Edna Schultz loved flowers — especially roses — and worked hard for decades to make sure others could enjoy them as much as possible.
You may have seen her work a time or two. Those who like to stroll through the Julia Davis Rose Garden or enjoy the flower competition at the Western Idaho Fair can thank Schultz for turning her life-long love of flowers into support for the garden and the competition.
Schultz loved flowers so much that she told her friends she didn’t want a memorial service after her death. She told them their time would be better spent remembering her when they see and smell a blooming rose or chrysanthemum. And if they wanted to make a contribution in her name, the preferred destination was to the Julia Davis Rose Garden, a colorful oasis of 2,400 roses of all shapes and colors.
“Edna was an original — and an inspiration to be around,” said Amy Dohmen, the current president of the Idaho Rose Society, a group Shultz helped form in 1978 and that raises money to maintain the rose garden in Boise’s Julia Davis Park. “She was the last founding member, and her passing marks the end of an era.
“Even when she got sick (in the early 2000s) and couldn’t be an active member anymore, Edna’s first question was always ‘How are the roses?’ ”
Shultz also was in charge of the flower show at the Western Idaho Fair from 1974 to 1990. Dohmen said one time Schultz used dark beer bottles as makeshift vases so the roses stood out from other flowers at the fair.
Her love of flowers meant some travel: Shultz judged flower shows throughout the Pacific Northwest for many years. She also was an active member of the Golden Garden Club and the Chrysanthemum Club, in addition to her work with the Idaho Rose Society.
The 91-year-old Schultz died of natural causes on April 14 at a local care facility.
She was born in August 1919 on her family farm near Weiser. She loved to work in the orchards with her father and brother at their Fruitland-area farm. She graduated from Fruitland High School in 1937. That’s when she first moved to Boise so she could attend Boise Business College and the Buss Grimm School of Business before being hired as the first secretary of the Boise Police Department. She worked at the department until 1941.
Schultz also worked at Gowen Field, where she met her future husband, Joe Schultz, and at Mountain Home Air Force Base. She married Joe in 1944, and they moved to Louisiana and Chicago before returning to Boise in 1948, which is when Edna began working on her gardening and flower activities.
While the idea for the Julia Davis Rose Garden may have originated in the 1930s with H.C. Schuppel, who was a chairman of a Men’s Garden Club called the Cut Worms and who didn’t want any women to be involved, it is groups like the Idaho Rose Society and women like Schultz who have helped the garden become what it is now.

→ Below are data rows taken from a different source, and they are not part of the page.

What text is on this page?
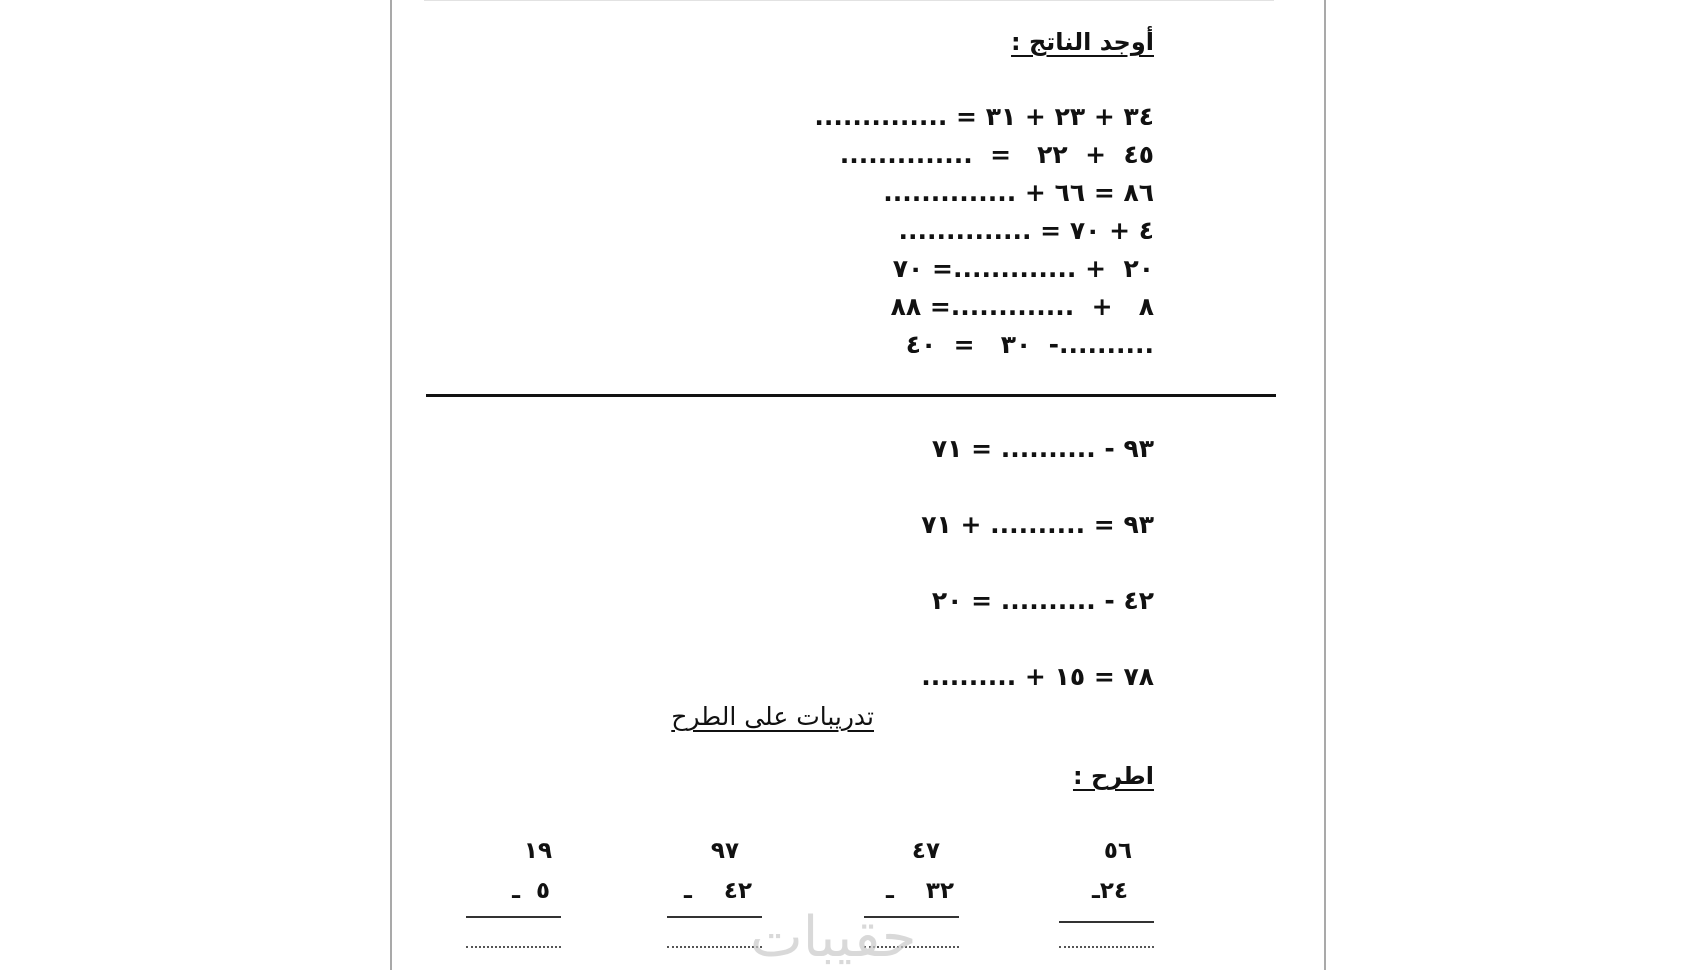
أوجد الناتج :
٣٤ + ٢٣ + ٣١ = ..............
٤٥  +  ٢٢   =  ..............
٨٦ = ٦٦ + ..............
٤ + ٧٠ = ..............
٢٠  + .............= ٧٠
٨   +  .............= ٨٨
..........-  ٣٠   =  ٤٠
٩٣ - .......... = ٧١
٩٣ = .......... + ٧١
٤٢ - .......... = ٢٠
٧٨ = ١٥ + ..........
تدريبات على الطرح
اطرح :
٥٦
٢٤ـ
٤٧
٣٢    ـ
٩٧
٤٢    ـ
١٩
٥  ـ
حقيبات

One of the garden’s most prestigious accomplishments is an accreditation from All America Rose Selections Public Rose Garden. That means it gets 10 bushes of each year’s AARS All American rose winners.
Schultz and her fellow Idaho Rose Club members also helped create the Memorial Rose Fund in 1979, which uses donations to fund memorials such as the fountains in the rose garden.
Dohmen said Edna Schultz wasn’t able to be involved in the Idaho Rose Society for the last several years because of early onset Alzheimer’s, but even when she struggled to remember other things, she never forgot her love of flowers.
Edna Schultz is survived by her son, Richard.